On Being Awkward
There are a lot of layers to trauma, abuse, neglect, and stress. The repercussions become particularly embedded if these hardships occur in childhood, but they deliver significant impact in adulthood, too.
As I have cultivated faith, I have had the great luxury of feeling safer in my own skin, probably because I have become more willing to set boundaries. Boundaries are easier to establish when we believe that better is a possible - or maybe even likely (GASP!) - future outcome. We start to believe in better treatment, better behavior, better friendships, better partnerships, either from the people currently in our lives or those that we are destined to meet in the future.
With safety comes awareness, and one thing that traumatized people learn in safe spaces is that we are AWKWARD. Call it whatever you want - socially inept, a bull in a social china shop (my personal favorite), confusing, confused, an imposter, masking, a wolf in sheep’s clothing - many of us are working very hard at getting it right (whatever it may be) while inadvertently acting like a robot wearing human skin.
This is for a variety of reasons. First, if we come from a dysfunctional childhood (hello, nearly everyone), odds are VERY high that the people who raised us lacked some basic social skills themselves, including limitations in communication, emotional regulation, self- or co-soothing, etcetera, etcetera, etcetera. You know those building blocks for having healthy, happy, functional relationships or acting somewhat “normal”? Intergenerational trauma isn’t just about abuse, neglect, or hardship, it’s also about passing down flaws and dysfunction.

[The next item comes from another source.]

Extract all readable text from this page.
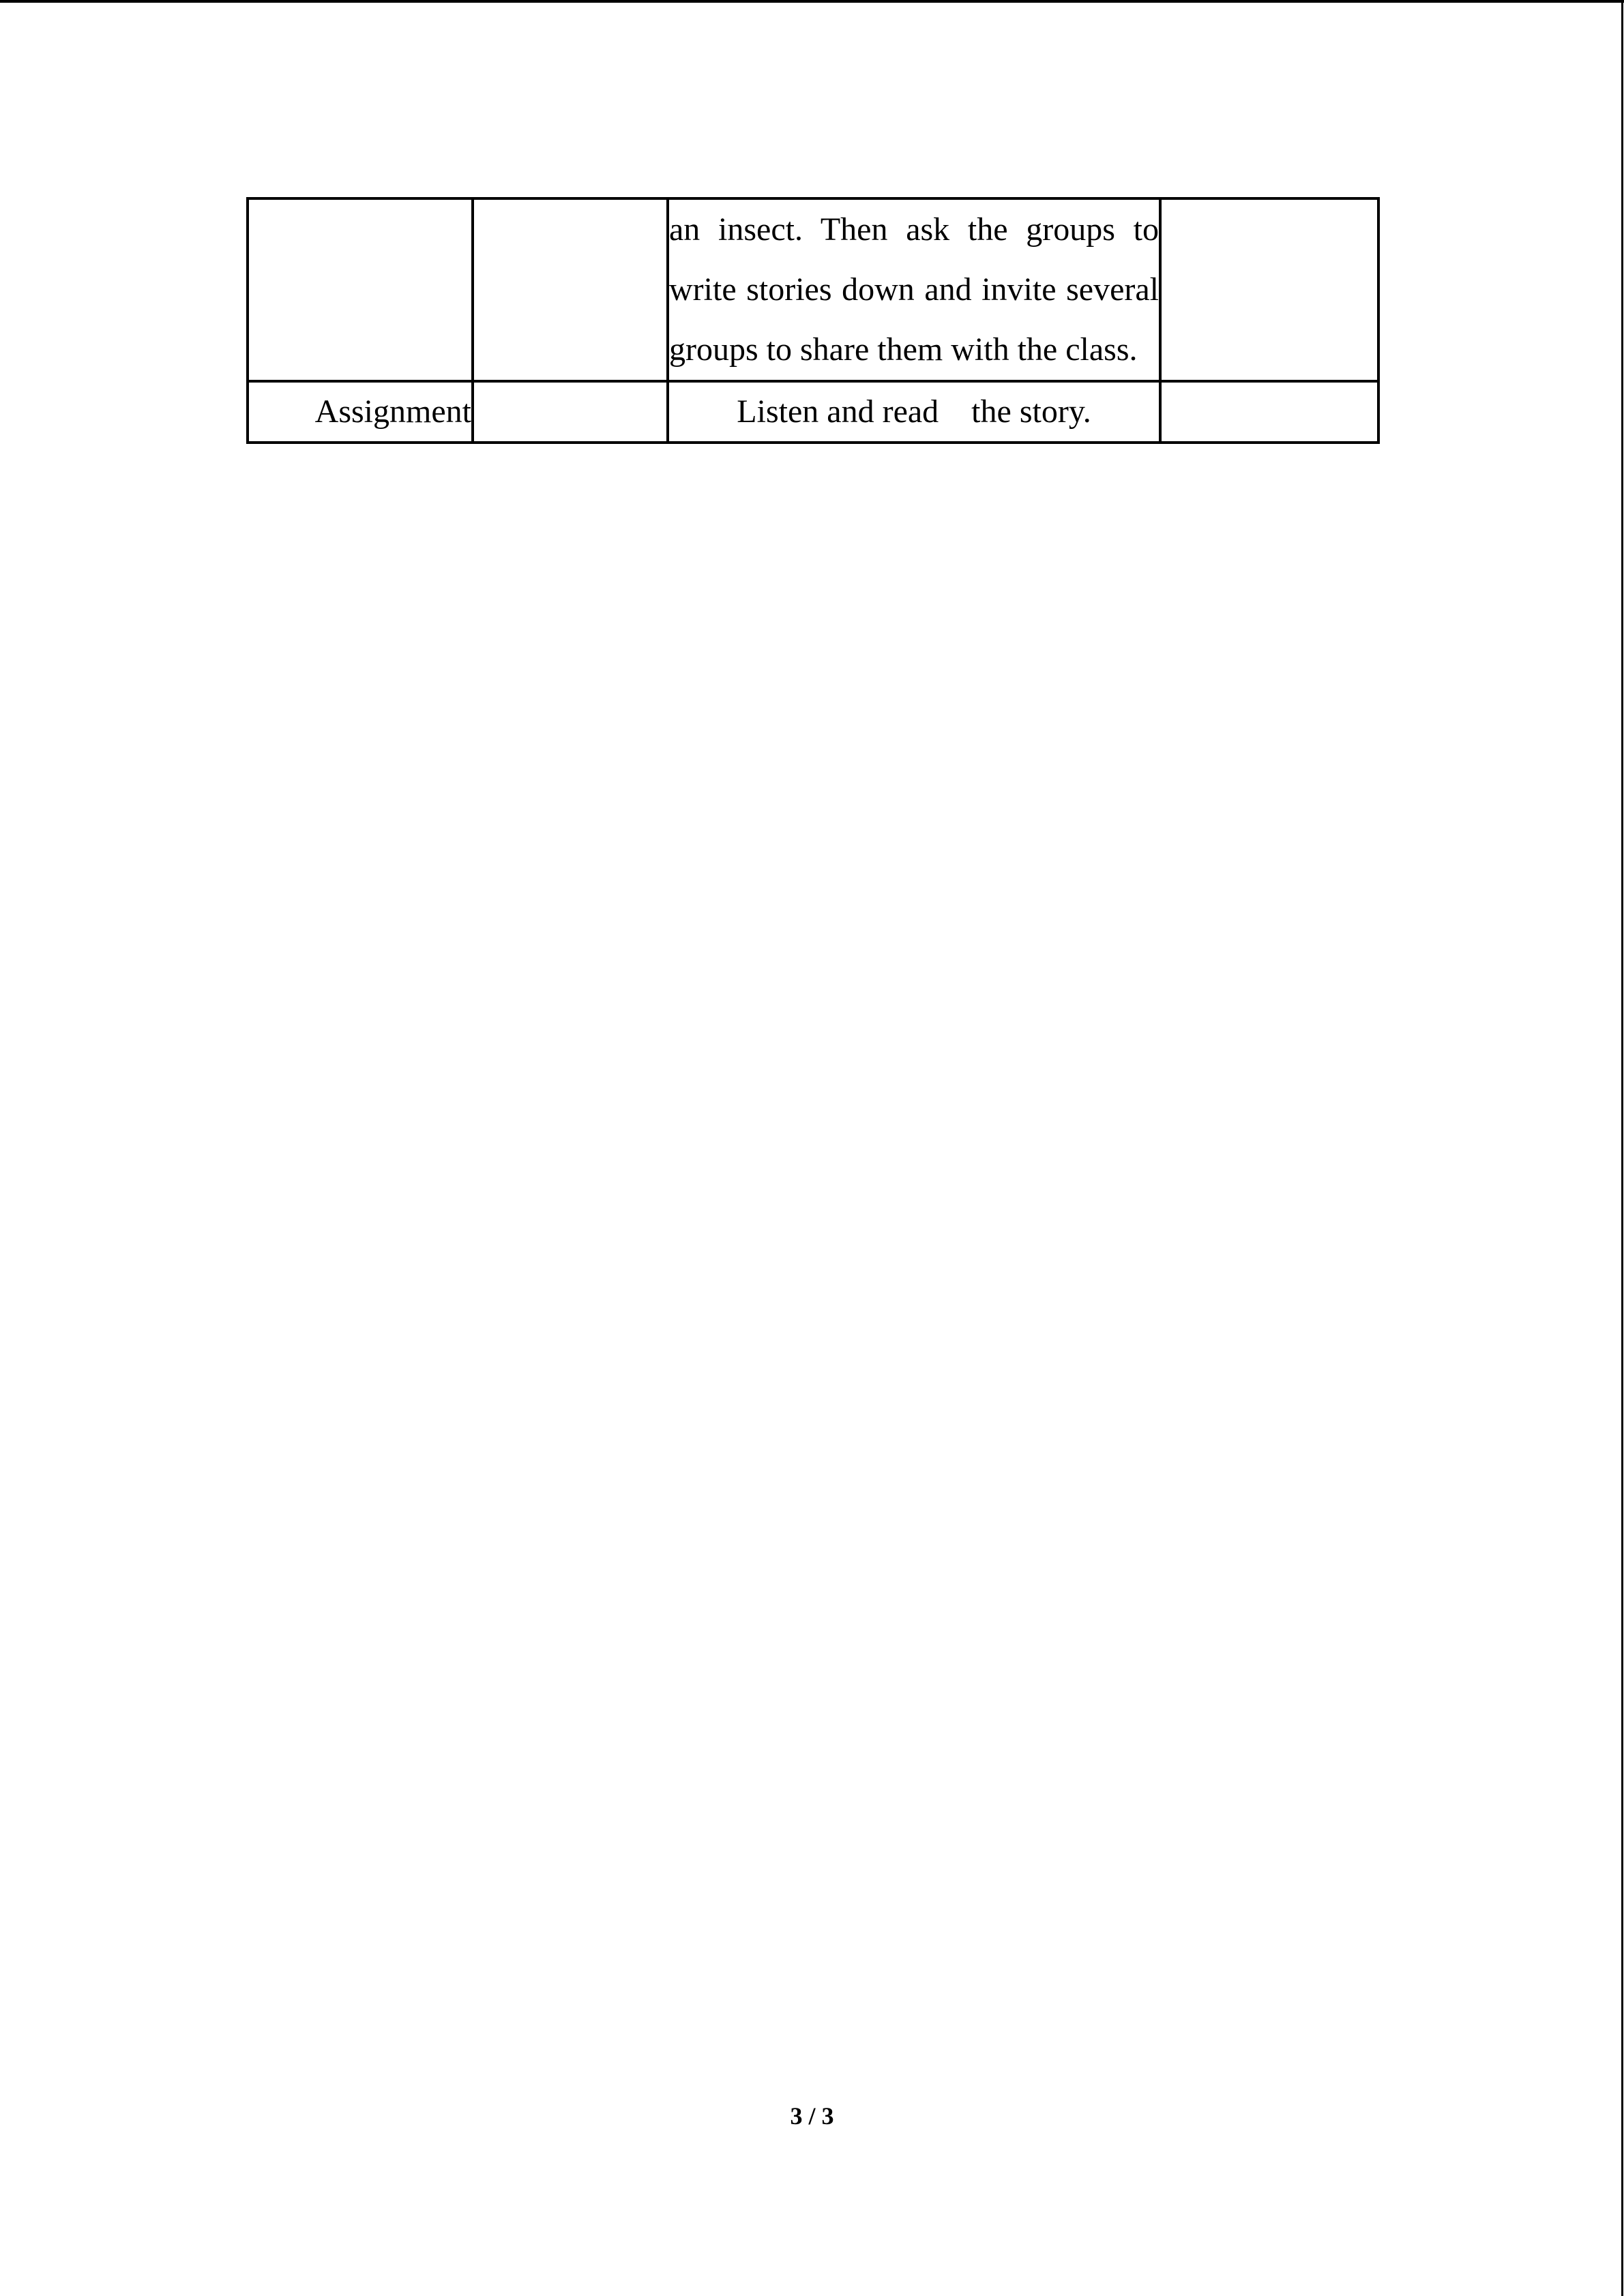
		an insect. Then ask the groups to write stories down and invite several groups to share them with the class.	

Assignment		Listen and read    the story.	

3 / 3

Many of us are very paranoid we will become our mothers or fathers, while watching ourselves act just like them on a regular basis, particularly if we haven’t gone to therapy. In stress or trauma, the list of social skills limitations is somewhat endless, and is a primary reason why our family history contributes to the pain we experienced.
Second (sorry, the first thing was so long ago, hang in there with me, people), stress and trauma literally change the brain and can manifest as neurodivergence. For example, children with more Adverse Childhood Experiences (ACEs) are also more likely to be diagnosed with ADHD, which is a form of neurodiversity that includes miscues, misreading, misinterpretations, over-doing it, under-doing it, or general confusion in social skills arenas.
The good thing is there are a LOT of resources on social skills out there in this day and age. It may feel embarrassing, but there is nothing wrong with starting with books on social skills meant for children, teens, and tweens. They’re bright, colorful, concise, and they offer information we may not have ever been given when we needed it the most.
These skills, like so many others, are learnable skills. From the safety of some newly cultivated faith and shored up boundaries, we can spend some me-time in our safe space reading books or listening to podcasts or watching videos to learn skills we were never taught in the first place.
And we can cut ourselves some slack for all the miscues or misunderstandings or malfunctions of our past. We can offer ourselves some grace for all the mistakes we’ve made, our cornucopia of social faux pas, and our inevitable future failures. Most importantly, we can just be… well, nice to ourselves about it for once.